Online retailer nukepills.com said on its Twitter feed that it had sold out of potassium iodide pills on Tuesday. The company received 3,800 orders in just 18 hours on Sunday, and has shipped 50,000 pills to Tokyo with the help of Harvard Medical School, BBC News reported.
Anbex is the only US manufacturer of potassium in pill form, although a liquid form of KI is available from Fleming Pharmaceuticals, Morris said.
A statement on Fleming’s website said the company was “running nearly around the clock as employees ship potassium iodide to Japan.”
Debby Fleming Wurdack, co-owner of the firm, told BBC News the company would be out of stock by late Wednesday.

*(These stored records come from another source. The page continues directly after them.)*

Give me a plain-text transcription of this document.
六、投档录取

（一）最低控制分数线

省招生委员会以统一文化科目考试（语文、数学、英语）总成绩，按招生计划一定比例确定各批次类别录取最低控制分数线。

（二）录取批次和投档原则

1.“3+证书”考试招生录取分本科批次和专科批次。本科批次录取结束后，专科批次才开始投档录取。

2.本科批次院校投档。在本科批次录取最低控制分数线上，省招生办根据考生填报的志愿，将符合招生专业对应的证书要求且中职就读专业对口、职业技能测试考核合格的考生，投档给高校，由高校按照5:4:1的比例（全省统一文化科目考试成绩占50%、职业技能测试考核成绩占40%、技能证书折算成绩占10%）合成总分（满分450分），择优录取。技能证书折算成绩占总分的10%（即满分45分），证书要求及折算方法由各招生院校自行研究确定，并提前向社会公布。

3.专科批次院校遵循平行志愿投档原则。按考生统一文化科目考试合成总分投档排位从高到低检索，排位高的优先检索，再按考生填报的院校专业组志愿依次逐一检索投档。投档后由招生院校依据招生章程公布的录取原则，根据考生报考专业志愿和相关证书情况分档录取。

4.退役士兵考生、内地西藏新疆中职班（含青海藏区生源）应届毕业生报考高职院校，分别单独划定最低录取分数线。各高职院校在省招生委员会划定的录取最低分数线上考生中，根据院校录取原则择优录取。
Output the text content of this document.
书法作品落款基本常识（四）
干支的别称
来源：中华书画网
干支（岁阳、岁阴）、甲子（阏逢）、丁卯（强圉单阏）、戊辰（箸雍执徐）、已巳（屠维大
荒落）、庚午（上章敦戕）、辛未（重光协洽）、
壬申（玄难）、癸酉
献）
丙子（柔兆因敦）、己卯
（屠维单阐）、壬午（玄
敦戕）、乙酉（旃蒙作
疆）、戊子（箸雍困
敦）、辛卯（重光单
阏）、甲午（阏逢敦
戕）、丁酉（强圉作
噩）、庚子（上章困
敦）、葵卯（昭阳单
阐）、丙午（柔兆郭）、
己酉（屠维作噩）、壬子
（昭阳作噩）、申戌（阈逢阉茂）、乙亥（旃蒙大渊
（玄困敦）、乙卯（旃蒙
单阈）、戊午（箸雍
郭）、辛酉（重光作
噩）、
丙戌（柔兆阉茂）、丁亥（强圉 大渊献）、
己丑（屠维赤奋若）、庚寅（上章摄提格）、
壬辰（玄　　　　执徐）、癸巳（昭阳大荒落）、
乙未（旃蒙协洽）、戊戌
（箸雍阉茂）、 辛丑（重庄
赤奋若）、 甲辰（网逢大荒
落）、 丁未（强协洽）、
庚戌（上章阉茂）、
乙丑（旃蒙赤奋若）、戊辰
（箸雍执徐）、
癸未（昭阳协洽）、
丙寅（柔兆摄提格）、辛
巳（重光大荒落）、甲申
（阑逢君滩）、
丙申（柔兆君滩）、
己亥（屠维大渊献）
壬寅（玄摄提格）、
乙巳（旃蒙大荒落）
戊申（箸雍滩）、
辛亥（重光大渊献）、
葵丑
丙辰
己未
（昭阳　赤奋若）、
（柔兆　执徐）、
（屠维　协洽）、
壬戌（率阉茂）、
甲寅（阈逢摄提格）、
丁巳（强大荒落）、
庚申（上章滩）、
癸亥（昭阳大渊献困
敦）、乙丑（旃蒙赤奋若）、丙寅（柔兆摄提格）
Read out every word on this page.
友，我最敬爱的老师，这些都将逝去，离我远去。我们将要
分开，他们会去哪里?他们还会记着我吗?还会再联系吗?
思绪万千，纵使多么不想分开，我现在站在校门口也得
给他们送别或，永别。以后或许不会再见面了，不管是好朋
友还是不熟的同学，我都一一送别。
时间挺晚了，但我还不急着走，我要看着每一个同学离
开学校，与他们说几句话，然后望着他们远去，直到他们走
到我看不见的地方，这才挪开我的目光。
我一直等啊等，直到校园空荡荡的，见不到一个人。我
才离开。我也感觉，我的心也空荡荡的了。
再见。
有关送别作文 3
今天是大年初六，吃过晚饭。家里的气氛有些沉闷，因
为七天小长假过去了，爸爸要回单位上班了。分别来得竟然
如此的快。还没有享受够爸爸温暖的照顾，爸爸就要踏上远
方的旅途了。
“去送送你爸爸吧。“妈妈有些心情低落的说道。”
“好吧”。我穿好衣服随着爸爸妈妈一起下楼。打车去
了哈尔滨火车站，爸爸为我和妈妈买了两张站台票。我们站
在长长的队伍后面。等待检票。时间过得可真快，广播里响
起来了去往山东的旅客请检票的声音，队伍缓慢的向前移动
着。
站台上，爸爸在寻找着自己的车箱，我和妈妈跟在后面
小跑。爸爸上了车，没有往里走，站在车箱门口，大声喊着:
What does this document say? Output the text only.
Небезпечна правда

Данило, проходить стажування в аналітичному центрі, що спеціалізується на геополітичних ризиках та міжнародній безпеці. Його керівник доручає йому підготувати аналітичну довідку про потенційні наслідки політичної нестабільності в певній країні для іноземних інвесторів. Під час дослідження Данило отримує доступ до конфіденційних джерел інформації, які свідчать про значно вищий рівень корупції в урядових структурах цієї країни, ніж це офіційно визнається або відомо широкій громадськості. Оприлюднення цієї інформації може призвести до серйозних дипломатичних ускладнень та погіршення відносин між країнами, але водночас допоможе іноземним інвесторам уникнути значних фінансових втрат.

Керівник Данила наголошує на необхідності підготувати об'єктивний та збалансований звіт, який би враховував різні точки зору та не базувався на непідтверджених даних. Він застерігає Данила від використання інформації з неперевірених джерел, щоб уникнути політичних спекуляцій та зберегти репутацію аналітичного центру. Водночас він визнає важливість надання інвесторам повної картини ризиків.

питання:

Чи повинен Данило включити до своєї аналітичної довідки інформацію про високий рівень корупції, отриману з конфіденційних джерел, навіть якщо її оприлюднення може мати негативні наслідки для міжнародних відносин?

“This is insanity,” she said, adding that Fleming had received more than 350 calls with orders from customers ranging from housewives to state governments on Tuesday.
It also received orders from companies aiming to send KI to their employees in Japan.
Wurdack said Fleming had ordered additional raw materials to manufacture more KI solution, and expects the heightened demand to continue for months.
The run on KI coincides with comments made by the head of the U.S. Nuclear Regulatory Commission, who warned that there is no water left in the spent fuel pool of the Fukushima plant’s No. 4 reactor, which has resulted in “extremely high” levels of radiation.
Federal authorities have repeatedly said there is minimal risk of radioactivity reaching the U.S., although meteorologists say they cannot precisely predict how far a radioactive plume would travel across the Pacific.
The U.S. government maintains a stockpile of potassium iodide in case of emergencies, and recommends that states have sufficient amounts on hand for residents in a 10-mile radius of nuclear plants.
For maximum effectiveness, potassium iodide should be taken before exposure to radiation. The protective properties of the salt last about 24 hours.
Japanese authorities say they have distributed 230,000 units of KI to evacuation centers in close proximity to the Fukushima complex.